Жадным, неотступным взглядом она всё ловила, ловила его глаза, прячущиеся, ускользающие, и наконец поймала — на миг, на короткое мгновение, но поймала. Из серенькой их зыбкой глубины глянула на неё душа сына — робкая, добрая, хрупкая, как маленькая пугливая зверюшка, невзначай щёлкнешь — откинет лапки. Не разумением, сердцем почуяла Олена, что сдержит возле себя сына. Сдержит и поведёт за собой — бережно, неспешно, ласково. Как когда-то, придерживая за обе ручки, учила ходить. Есть у неё такая ниточка, тонкая как паутинка, не увидишь её, не ущупаешь, лишь душой угадаешь, как она тянется.
— Ох, да дело-то какое, — заговорила она нараспев, — дело-то такое, прямо и не знаю, с какого боку подступаться. Сватается он ко мне, просит-уговаривает, чтоб за него вышла. Его-то жена уехала в Рязань к сыну. Да и правильно, плохо они жили, злыдня она. А он мужик добрый, непьющий. Отцу-то как помогал — уж все отступились, а он: «Нет, Олена, пока жив человек, надо лечить». И уж каких только лекарств не доставал, чего только не перепробовал. Бывало, едет в район, обязательно для отца чего-нибудь оттуда везёт, никогда не забывал. Потом и мне тоже нет-нет да и подсобит: то дровишек подбросит на больничной лошадке, то, вот недавно, крышу в двух местах перекрыл. Кабана в прошлом году резал да опаливал. Мне-то одной тяжело — дом, скотина, а я уж не молоденька. Ты вернёшься — свою семью заведёшь. Вон Катерина Селедцова каждый раз, как увидит, всё спрашивает: «Как Лерик служит? Когда приедет?» Да и другие интересуются. А чего? Это, сыночек мой, жизнь. Семья — святое дело. Мы уж с Николаем Ивановичем смеёмся: может, погодить малость, тебя дождаться да сразу две свадьбы сыграть — твою да нашу, стариковскую… Мы с ним — в его доме, ты с молодухой — в нашем. В гости друг к дружке будем ходить на пироги. Детишек твоих буду нянчить…

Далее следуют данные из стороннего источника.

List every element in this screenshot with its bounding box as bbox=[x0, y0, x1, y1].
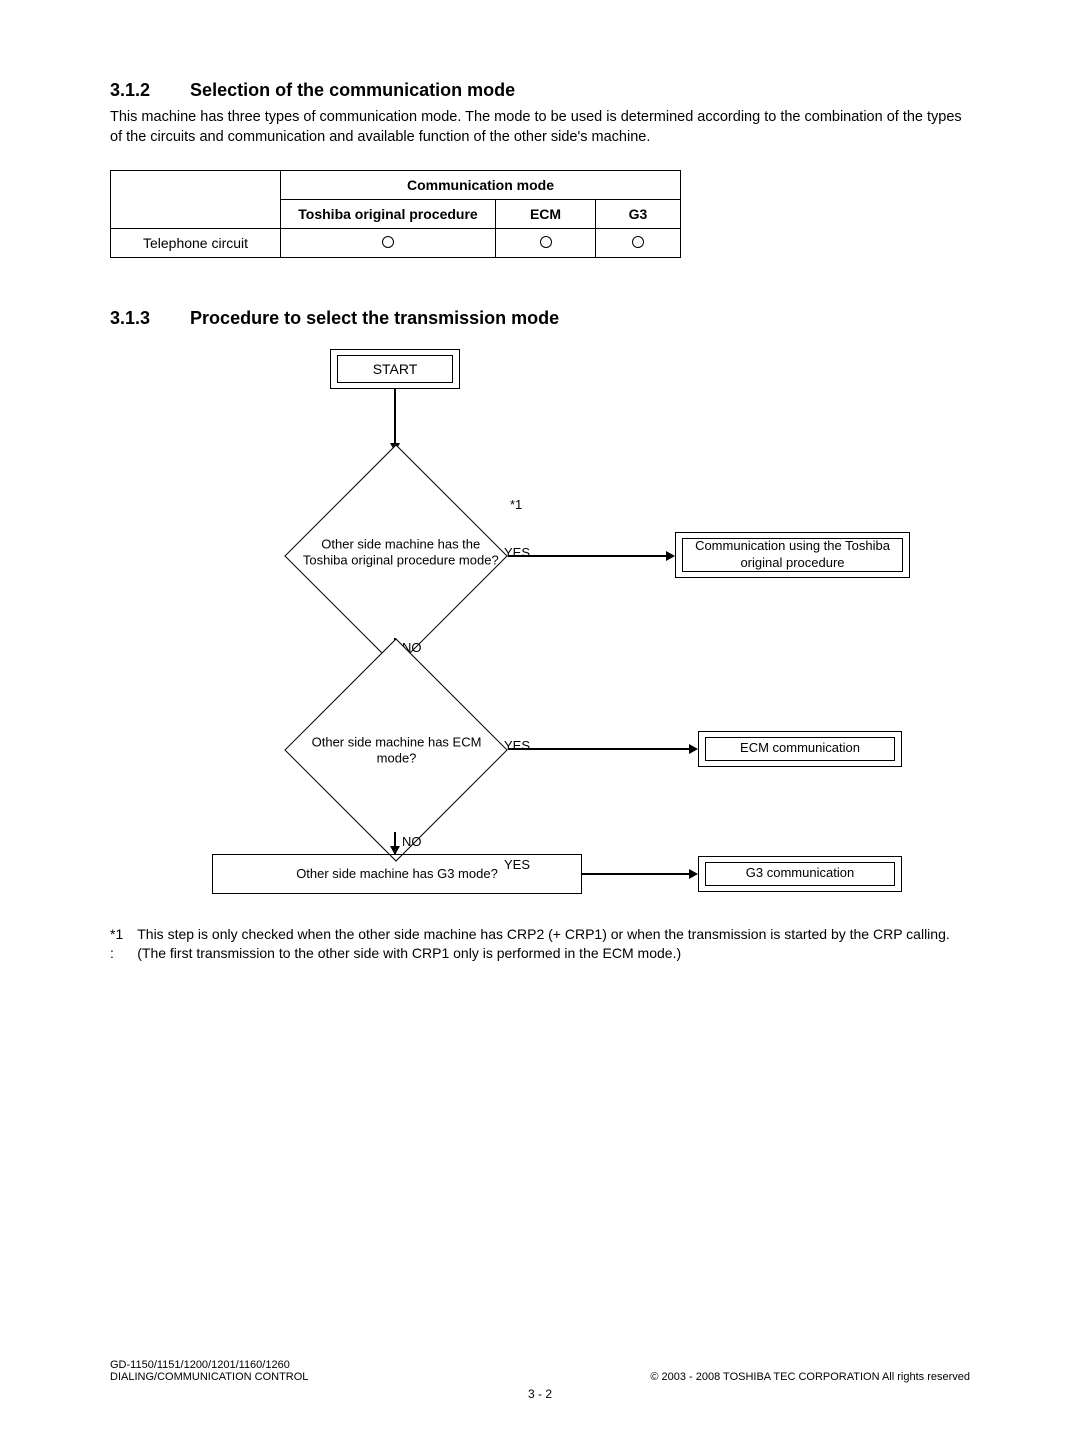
section-num: 3.1.2 bbox=[110, 80, 150, 101]
flowchart: START Other side machine has the Toshiba… bbox=[220, 349, 920, 909]
flow-start-label: START bbox=[337, 355, 453, 383]
footnote: *1 : This step is only checked when the … bbox=[110, 925, 970, 964]
decision-text: Other side machine has the Toshiba origi… bbox=[301, 536, 501, 569]
chapter-line: DIALING/COMMUNICATION CONTROL bbox=[110, 1371, 308, 1383]
comm-mode-table: Communication mode Toshiba original proc… bbox=[110, 170, 681, 258]
decision-text: Other side machine has ECM mode? bbox=[297, 734, 497, 767]
circle-icon bbox=[382, 236, 394, 248]
result-toshiba: Communication using the Toshiba original… bbox=[675, 532, 910, 578]
connector bbox=[508, 748, 690, 750]
section-heading: Selection of the communication mode bbox=[190, 80, 515, 101]
no-label: NO bbox=[402, 834, 422, 849]
cell-ecm bbox=[496, 228, 596, 257]
section-313-title: 3.1.3 Procedure to select the transmissi… bbox=[110, 308, 970, 329]
row-label: Telephone circuit bbox=[111, 228, 281, 257]
flow-start: START bbox=[330, 349, 460, 389]
cell-g3 bbox=[596, 228, 681, 257]
arrow-right-icon bbox=[666, 551, 675, 561]
col-toshiba: Toshiba original procedure bbox=[281, 199, 496, 228]
footer-left: GD-1150/1151/1200/1201/1160/1260 DIALING… bbox=[110, 1359, 308, 1383]
circle-icon bbox=[632, 236, 644, 248]
result-label: ECM communication bbox=[705, 737, 895, 761]
page-number: 3 - 2 bbox=[110, 1387, 970, 1401]
section-num: 3.1.3 bbox=[110, 308, 150, 329]
decision-ecm: Other side machine has ECM mode? bbox=[284, 638, 507, 861]
table-header-span: Communication mode bbox=[281, 170, 681, 199]
cell-toshiba bbox=[281, 228, 496, 257]
yes-label: YES bbox=[504, 545, 530, 560]
result-label: Communication using the Toshiba original… bbox=[682, 538, 903, 572]
circle-icon bbox=[540, 236, 552, 248]
footnote-text: This step is only checked when the other… bbox=[137, 925, 970, 964]
result-g3: G3 communication bbox=[698, 856, 902, 892]
col-g3: G3 bbox=[596, 199, 681, 228]
arrow-right-icon bbox=[689, 744, 698, 754]
arrow-right-icon bbox=[689, 869, 698, 879]
connector bbox=[582, 873, 690, 875]
col-ecm: ECM bbox=[496, 199, 596, 228]
section-312-title: 3.1.2 Selection of the communication mod… bbox=[110, 80, 970, 101]
result-label: G3 communication bbox=[705, 862, 895, 886]
connector bbox=[508, 555, 667, 557]
star-label: *1 bbox=[510, 497, 522, 512]
footnote-label: *1 : bbox=[110, 925, 123, 964]
model-line: GD-1150/1151/1200/1201/1160/1260 bbox=[110, 1359, 308, 1371]
yes-label: YES bbox=[504, 857, 530, 872]
decision-toshiba: Other side machine has the Toshiba origi… bbox=[284, 444, 507, 667]
decision-text: Other side machine has G3 mode? bbox=[296, 866, 498, 881]
connector bbox=[394, 389, 396, 445]
footer-right: © 2003 - 2008 TOSHIBA TEC CORPORATION Al… bbox=[650, 1371, 970, 1383]
section-heading: Procedure to select the transmission mod… bbox=[190, 308, 559, 329]
yes-label: YES bbox=[504, 738, 530, 753]
section-312-para: This machine has three types of communic… bbox=[110, 107, 970, 148]
result-ecm: ECM communication bbox=[698, 731, 902, 767]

— Ну уж, скажешь, — пробормотал смутившийся Валерий.
— А что, сын, больше детей — больше счастья. Разве б плохо было, если б сейчас у тебя братики и сестрёнки были? Вишь, не удалось в своё время завести, а я жалею…

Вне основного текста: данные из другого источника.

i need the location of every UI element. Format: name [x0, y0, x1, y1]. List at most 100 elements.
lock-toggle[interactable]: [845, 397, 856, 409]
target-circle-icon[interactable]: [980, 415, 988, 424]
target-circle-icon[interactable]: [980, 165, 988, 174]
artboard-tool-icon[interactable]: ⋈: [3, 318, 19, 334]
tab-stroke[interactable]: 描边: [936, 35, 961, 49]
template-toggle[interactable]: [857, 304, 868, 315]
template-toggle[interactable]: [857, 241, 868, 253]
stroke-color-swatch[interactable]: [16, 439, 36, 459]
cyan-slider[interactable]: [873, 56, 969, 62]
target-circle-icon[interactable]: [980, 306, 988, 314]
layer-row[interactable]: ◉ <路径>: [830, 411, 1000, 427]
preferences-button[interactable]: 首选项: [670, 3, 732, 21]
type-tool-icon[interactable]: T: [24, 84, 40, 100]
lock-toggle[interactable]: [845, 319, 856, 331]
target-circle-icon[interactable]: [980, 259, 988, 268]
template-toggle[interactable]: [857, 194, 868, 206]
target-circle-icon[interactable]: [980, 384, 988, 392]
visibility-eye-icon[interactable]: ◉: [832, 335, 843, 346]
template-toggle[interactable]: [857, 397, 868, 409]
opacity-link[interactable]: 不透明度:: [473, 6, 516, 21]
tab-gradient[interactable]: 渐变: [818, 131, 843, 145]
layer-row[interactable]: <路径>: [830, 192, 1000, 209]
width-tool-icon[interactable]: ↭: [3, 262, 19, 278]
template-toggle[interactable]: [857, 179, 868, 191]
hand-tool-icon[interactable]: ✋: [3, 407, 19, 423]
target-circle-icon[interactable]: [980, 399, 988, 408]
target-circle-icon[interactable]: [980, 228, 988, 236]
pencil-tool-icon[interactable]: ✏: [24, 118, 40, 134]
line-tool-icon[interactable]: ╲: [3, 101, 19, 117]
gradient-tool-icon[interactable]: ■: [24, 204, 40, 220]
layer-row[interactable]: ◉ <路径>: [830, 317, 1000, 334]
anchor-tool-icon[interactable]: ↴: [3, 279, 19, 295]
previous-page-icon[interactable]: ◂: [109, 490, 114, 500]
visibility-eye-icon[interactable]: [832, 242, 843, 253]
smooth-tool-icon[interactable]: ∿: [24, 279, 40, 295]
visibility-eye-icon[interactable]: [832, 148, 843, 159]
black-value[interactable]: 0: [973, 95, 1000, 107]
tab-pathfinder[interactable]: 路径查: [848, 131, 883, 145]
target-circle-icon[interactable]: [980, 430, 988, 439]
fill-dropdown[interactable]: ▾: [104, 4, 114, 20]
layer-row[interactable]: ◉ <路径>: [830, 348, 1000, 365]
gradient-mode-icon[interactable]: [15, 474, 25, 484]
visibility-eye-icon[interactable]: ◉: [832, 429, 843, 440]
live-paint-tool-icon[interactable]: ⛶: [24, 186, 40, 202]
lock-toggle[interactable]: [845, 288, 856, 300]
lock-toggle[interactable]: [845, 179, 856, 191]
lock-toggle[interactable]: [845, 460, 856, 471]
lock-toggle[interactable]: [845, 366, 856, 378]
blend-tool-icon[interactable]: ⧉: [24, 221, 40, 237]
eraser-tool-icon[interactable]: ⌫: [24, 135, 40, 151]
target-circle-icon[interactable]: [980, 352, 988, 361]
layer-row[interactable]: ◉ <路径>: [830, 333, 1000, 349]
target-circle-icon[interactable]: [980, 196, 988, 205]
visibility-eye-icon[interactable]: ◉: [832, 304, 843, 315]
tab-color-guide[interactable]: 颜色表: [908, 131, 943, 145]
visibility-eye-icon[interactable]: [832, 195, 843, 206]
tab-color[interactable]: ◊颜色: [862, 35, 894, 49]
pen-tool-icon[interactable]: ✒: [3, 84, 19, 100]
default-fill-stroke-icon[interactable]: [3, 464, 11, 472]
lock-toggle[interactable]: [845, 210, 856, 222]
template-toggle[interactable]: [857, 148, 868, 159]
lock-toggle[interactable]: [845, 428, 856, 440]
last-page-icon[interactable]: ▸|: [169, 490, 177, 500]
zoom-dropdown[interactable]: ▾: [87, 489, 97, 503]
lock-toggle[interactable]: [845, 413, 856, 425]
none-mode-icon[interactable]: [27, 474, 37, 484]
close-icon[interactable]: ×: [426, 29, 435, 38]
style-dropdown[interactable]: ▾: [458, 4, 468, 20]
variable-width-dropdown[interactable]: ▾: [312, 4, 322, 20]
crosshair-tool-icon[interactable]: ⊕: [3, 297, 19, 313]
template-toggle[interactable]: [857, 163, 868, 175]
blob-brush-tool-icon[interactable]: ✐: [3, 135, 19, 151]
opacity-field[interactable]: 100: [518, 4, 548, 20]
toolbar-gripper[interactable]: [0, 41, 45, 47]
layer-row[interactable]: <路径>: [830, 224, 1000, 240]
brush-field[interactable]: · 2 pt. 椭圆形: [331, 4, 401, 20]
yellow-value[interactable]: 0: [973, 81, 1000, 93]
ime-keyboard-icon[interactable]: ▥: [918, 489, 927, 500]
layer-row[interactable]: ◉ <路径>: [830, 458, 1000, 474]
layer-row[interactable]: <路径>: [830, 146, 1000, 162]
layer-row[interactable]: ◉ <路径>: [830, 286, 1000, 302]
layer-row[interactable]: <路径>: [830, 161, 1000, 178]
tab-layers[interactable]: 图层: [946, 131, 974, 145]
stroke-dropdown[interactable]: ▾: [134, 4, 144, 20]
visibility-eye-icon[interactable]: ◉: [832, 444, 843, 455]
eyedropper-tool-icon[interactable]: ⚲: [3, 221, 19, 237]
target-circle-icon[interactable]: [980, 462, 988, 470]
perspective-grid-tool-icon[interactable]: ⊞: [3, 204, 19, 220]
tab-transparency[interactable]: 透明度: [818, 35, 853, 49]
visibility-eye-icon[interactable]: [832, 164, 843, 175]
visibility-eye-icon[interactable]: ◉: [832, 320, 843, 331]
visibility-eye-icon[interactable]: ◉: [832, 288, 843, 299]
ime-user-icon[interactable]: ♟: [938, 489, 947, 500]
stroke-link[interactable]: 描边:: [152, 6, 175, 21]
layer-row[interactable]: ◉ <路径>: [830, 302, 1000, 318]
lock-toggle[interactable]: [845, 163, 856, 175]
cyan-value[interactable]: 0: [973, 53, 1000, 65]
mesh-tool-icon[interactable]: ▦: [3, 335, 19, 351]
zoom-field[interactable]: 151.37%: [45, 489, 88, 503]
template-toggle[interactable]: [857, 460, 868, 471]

Она смолкла, словно давая передышку себе и ему, чтобы улеглось то, что высказано, и закрепилось хотя бы этим малым временем. Валерий сидел насупясь, чуть отвернув голову, и было непонятно: то ли его так сильно раздражает яркий свет лампочки, то ли не хочет даже смотреть в сторону матери. Олена ослабила руки, давая ему волю, и он неспешно убрал свою руку, спрятал между колен. Молчание затягивалось. Олена словно одеревенела от тишины, от ожидания, глаза её начали тускнеть, наливаться горестным светом.
— Ты ведь у меня добрый, ласковый… — прошептала она.
Валерий вздрогнул. Всё так же глядя в пол, медленно произнёс:
— Ты-то сама как? Тебе-то он нравится?
— Хороший он, — сказала она и с облегчением откинулась на подушку. — Серьёзный.
— Обижать не будет? Лекарь ведь, лекари грубые бывают…
— Ой, да что ты! — взмахнула она рукой. — Мягкий он. Детей любит. Кошки, собаки за ним следом ходят. Вон, бык Юбиляр у нас на ферме взбеленился, кидается на всех, землю роет — никто не мог сладить, а Николай-то Иванович пришёл, постоял-постоял у изгороди, позвал по кличке, — глядим, бык головой замотал, идёт, в ладонь ему тыкнулся и ухо подставил, чеши, дескать. Мы, кто были, так и ахнули. Вот тебе и Николай Иванович. Пара он мне, сынок, сердце подсказывает, пара.